Was die hilfsbereite Buchschlagerin mit der Stadtverwaltung erlebt, empfindet sie als nicht sonderlich glücklich: „Ich habe mich von Anrufbeantworter zu Anrufbeantworter telefoniert. Der erste Anmeldetermin war für den 19. April geplant, obwohl sich die Flüchtlinge doch schnellstmöglich anmelden sollen“, berichtet sie. Der Termin wird nach dem Rückruf einer Mitarbeiterin korrigiert, Storm fährt mit der Familie zum Bürgerbüro. Die Behandlung dort sei nicht unbedingt freundlich und eher umständlich gewesen. „Ich finde das ein bisschen schade für die Menschen, die bei uns ankommen. Und auch für alle, die sich engagieren. Aber gut, jetzt haben wir ja alles erledigt“, schluckt Storm weiteren Ärger runter.

Die kleine Tochter ist in der Grundschule angemeldet, für die mittlere wird es wahrscheinlich einen Platz in einer Intensivklasse an der Weibelfeldschule geben und die Älteste kann ab dieser Woche beim Internationalen Bund einen Deutschkurs besuchen, berichtet Storm. Der Vater sucht mit seinen handwerklichen Fähigkeiten eine Arbeit. Bei einem Treffen von ukrainischen Flüchtlingen, zu dem die Familie Lenhardt in der vergangenen Woche auf ihren Bauernhof in Götzenhain eingeladen hatte, waren sie schon dabei: „Es tut sehr gut, sich mit den eigenen Landsleuten auszutauschen“, sagt Yana Awad.

Für Helfer und Gastgeber wie Pia Storm gibt es eine eigene WhatsApp-Gruppe in Buchschlag. Das klappt hervorragend: In diesem Moment klingelt es bei den Storms. Das Nachbarmädchen bringt für die jüngste Tochter Erika ein Mäppchen mit Stiften, damit der Schulstart gelingen kann.

Für Valeria Kubynych (35) waren die Voraussetzungen für eine Flucht nach Deutschland ein bisschen leichter: Die Mutter von zwei Kindern hat mit ihrer Cousine Olha Sytenko Familie in Offenthal. Kubynych war bereits vor 14 Jahren für ein Jahr in Sprendlingen als Au Pair, sie spricht Deutsch, kennt das Land. „Ich habe mit meinem Mann schon vor Kriegsbeginn darüber nachgedacht, was wir machen, wenn es zum Ernstfall kommt – obwohl wir es nicht für möglich gehalten haben“, berichtet sie.
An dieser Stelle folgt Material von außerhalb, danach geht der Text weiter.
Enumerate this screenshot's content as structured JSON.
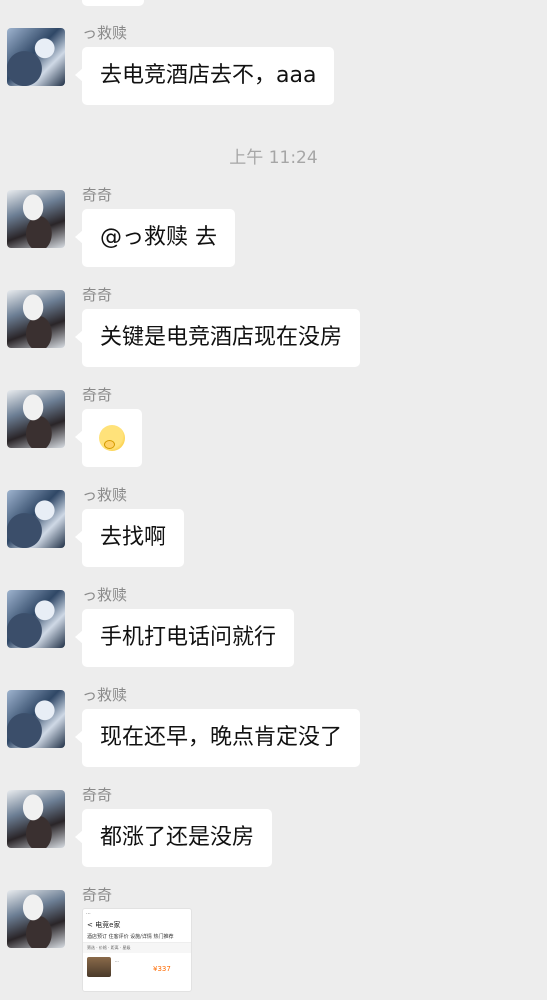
{
  "messages": [
    {
      "sender": "っ救赎",
      "text": "去电竞酒店去不，aaa"
    },
    {
      "sender": "奇奇",
      "text": "@っ救赎 去"
    },
    {
      "sender": "奇奇",
      "text": "关键是电竞酒店现在没房"
    },
    {
      "sender": "奇奇",
      "emoji": "face-emoji"
    },
    {
      "sender": "っ救赎",
      "text": "去找啊"
    },
    {
      "sender": "っ救赎",
      "text": "手机打电话问就行"
    },
    {
      "sender": "っ救赎",
      "text": "现在还早，晚点肯定没了"
    },
    {
      "sender": "奇奇",
      "text": "都涨了还是没房"
    },
    {
      "sender": "奇奇",
      "image": "shared-screenshot"
    }
  ],
  "timestamp": "上午 11:24",
  "shared_screenshot": {
    "status": "...",
    "title": "< 电竞e家",
    "tabs": "酒店预订 住客评价 设施/详情 热门推荐",
    "filters": "筛选 · 价格 · 距离 · 星级",
    "hotel_name": "...",
    "price": "¥337"
  },
  "colors": {
    "background": "#ededed",
    "bubble": "#ffffff",
    "name": "#8a8a8a",
    "time": "#a6a6a6"
  }
}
Als sie in der ersten Kriegsnacht aus Kiew Explosionen hört, ist für sie klar: Sie muss ihre Kinder in Sicherheit bringen. Ihr Mann fährt die Familie mit dem Auto an die polnische Grenze, sie brauchen zwei Tage. Dort holt sie ein Freund ihres Mannes ab, liefert sie mit den Kindern in Dreieich ab.

Bei der Mutter von Olha Sytenko ist es komplizierter. Sie will zunächst in der ukrainischen Heimat bleiben, sitzt tagelang in einer U-Bahnstation zum Schutz vor den immer heftiger werdenden russischen Bombenangriffen. „Wir haben sehr auf sie eingeredet, dass sie kommt. Sie hat sich dann doch mit einer Freundin einer Evakuierung angeschlossen. Ich bin erleichtert, dass sie jetzt hier ist. Ihre Stimmung ist sehr wechselhaft. In manchen Momenten ist es wie Urlaub, den sie jedes Jahr bei uns verbringt, im nächsten ist die Verzweiflung darüber groß, was gerade in unserer Heimat passiert“, erzählt Olha Sytenko. Für die Gastgeberin ist die Situation ebenfalls nicht leicht – drei eigene Kinder, voll berufstätig und jetzt ein volles Haus. „Aber wir hatten sehr viel Unterstützung aus Offenthal, die Hilfsbereitschaft ist riesig“, ist Olha Sytenko sehr dankbar.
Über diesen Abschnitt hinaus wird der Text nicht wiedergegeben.